Meissonier a remporté de grands succès. Il est membre de l’Académie, commandeur de la Légion d’honneur, comblé de prix ; il n’a plus rien à souhaiter pour sa gloire. À part cela, il vend ses tableaux, on peut le dire, au poids de l’or, et je pense même qu’un de ses tableaux, vendu cent mille francs, était loin de peser cinq mille louis d’or. La moindre de ses œuvres atteint des prix fous. Et quand on pense seulement que Delacroix de son vivant vendait ses chefs-d’œuvre deux, trois mille francs, et que même de nos jours, bien que son génie soit universellement salué, on est loin de payer les toiles de Delacroix aussi cher que les tableaux de Meissonier ! Voilà où je commence à me fâcher. L’engouement populaire est toujours un mauvais signe. Pourquoi le public se jette-t-il avec tant de fureur sur les tableaux de Meissonier ? Il est évident que la valeur artistique de ses œuvres n’y est pour rien. La vérité, c’est que le public s’entiche purement et simplement des tours de passe-passe de l’artiste. Il distingue les boutons sur un gilet, les breloques sur une chaîne de montre tant et si bien qu’aucun détail ne s’y perd ; voilà ce qui suscite cette admiration inouïe. Et le plus fort, c’est qu’il peint des bonshommes de quatre ou cinq centimètres de haut, qui demandent à être inspectés à la loupe si on veut les bien voir ; voilà ce qui chauffe l’enthousiasme à blanc et fait délirer les spectateurs les plus calmes. La foule est flattée dans ses instincts les plus enfantins, dans son admiration de la difficulté vaincue, dans son amour des tableautins bien dessinés et surtout bien détaillés.
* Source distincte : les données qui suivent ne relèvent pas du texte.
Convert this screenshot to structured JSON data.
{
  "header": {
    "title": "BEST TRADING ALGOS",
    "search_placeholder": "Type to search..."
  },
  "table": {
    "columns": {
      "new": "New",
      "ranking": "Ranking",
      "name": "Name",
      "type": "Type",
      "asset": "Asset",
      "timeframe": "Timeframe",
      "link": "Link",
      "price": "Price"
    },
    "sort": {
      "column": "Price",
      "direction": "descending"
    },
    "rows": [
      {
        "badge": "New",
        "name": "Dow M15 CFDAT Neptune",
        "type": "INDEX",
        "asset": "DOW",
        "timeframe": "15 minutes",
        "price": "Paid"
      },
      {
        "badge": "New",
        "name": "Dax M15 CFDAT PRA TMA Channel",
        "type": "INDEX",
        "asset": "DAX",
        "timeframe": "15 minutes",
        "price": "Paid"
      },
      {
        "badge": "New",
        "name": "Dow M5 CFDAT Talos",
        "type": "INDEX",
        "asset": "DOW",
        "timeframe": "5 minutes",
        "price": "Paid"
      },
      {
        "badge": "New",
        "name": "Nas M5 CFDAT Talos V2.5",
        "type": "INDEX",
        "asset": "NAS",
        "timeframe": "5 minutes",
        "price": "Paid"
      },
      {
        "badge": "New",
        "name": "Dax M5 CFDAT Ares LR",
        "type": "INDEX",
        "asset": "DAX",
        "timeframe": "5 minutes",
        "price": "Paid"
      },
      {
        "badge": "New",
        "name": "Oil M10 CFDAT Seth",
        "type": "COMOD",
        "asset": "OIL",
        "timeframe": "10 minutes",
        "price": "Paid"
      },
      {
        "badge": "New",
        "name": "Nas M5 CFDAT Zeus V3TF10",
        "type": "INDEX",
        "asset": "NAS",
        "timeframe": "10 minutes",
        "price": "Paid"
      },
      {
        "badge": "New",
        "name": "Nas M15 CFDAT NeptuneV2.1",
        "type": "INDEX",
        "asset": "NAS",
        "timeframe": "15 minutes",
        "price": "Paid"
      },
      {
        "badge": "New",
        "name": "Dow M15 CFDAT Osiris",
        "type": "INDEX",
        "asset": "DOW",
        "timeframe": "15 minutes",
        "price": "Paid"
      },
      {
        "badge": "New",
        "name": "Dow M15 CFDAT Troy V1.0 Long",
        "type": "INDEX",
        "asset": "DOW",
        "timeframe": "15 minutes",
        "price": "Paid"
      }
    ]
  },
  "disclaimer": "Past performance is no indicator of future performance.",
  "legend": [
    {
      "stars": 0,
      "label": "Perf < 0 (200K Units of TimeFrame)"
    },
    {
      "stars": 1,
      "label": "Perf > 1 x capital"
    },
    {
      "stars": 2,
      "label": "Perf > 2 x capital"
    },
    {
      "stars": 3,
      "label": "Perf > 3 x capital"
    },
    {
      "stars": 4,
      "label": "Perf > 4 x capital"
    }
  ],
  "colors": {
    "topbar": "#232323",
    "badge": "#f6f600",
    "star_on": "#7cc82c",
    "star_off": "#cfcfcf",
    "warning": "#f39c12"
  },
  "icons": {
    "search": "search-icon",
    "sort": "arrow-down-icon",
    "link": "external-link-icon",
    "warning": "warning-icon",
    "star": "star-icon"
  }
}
Elle ne comprend que cela en art ; la nouveauté, l’originalité de la facture, la transcription individuelle de la nature, l’offensent et l’éloignent, tandis qu’elle s’accommode béatement de tableautins minuscules ciselés comme des joyaux. Voilà ce qui explique le triomphe de Meissonier, confirmé par toute une foule d’admirateurs. Il est le dieu de la bourgeoisie qui n’aime pas les sensations fortes procurées par de vraies œuvres artistiques. Aucun artiste de notre siècle n’a été si choyé du public.

Donc, je me sens irrité contre lui pour ces succès hors de proportion, lorsque je me rappelle le long martyre que fut la vie de nos grands artistes. On les niait, on les traînait dans la boue alors que lui était encensé par la critique. Et c’est peut-être pour cela que j’incline à le traiter avec sévérité, pour les venger.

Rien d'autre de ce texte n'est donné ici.